Bagi Fadli, POP adalah program unggulan Kemendikbud. Program ini bertujuan memberikan pelatihan dan pendampingan bagi para guru penggerak untuk meningkatkan kualitas dan kemampuan peserta didik.
Baca: Kemendikbud akan Evaluasi Lanjutan Program Organisasi Penggerak
Dalam program ini, Kemendikbud melibatkan organisasi-organisasi masyarakat maupun individu yang mempunyai kapasitas meningkatkan kualitas para guru melalui berbagai pelatihan.
"Di atas kertas, konsepnya kelihatan bagus. Namun, konsep yang bagus saja terbukti tidaklah cukup. Ada banyak aspek lain yang harus dipertimbangkan," kata Fadli, Sabtu (25/7/2020).
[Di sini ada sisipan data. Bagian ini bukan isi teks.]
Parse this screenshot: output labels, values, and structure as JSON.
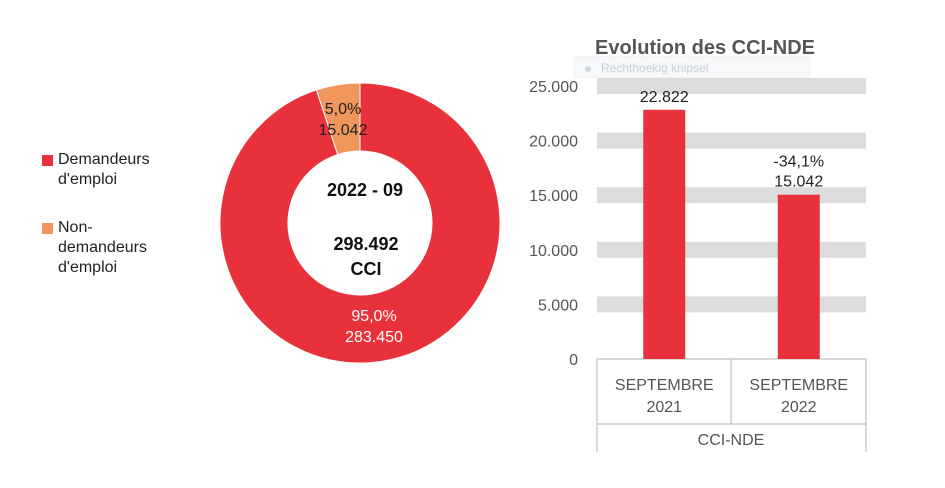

"Memperhatikan kontroversi di tengah masyarakat atas program ini, saya melihat program ini sebaiknya dihentikan saja," imbuhnya.
Baca: Kemendikbud: Taman Baca Tidak Perlu Izin Operasional
Fadli menjelaskan, setidaknya ada lima alasan kenapa program ini perlu dihentikan.
Pertama, payung hukumnya belum jelas. Menurut Komisi X DPR RI, anggaran POP ini sebenarnya belum disetujui DPR, karena pembahasan mengenai peta jalan pendidikan dengan Kemendikbud sendiri belum selesai dilakukan.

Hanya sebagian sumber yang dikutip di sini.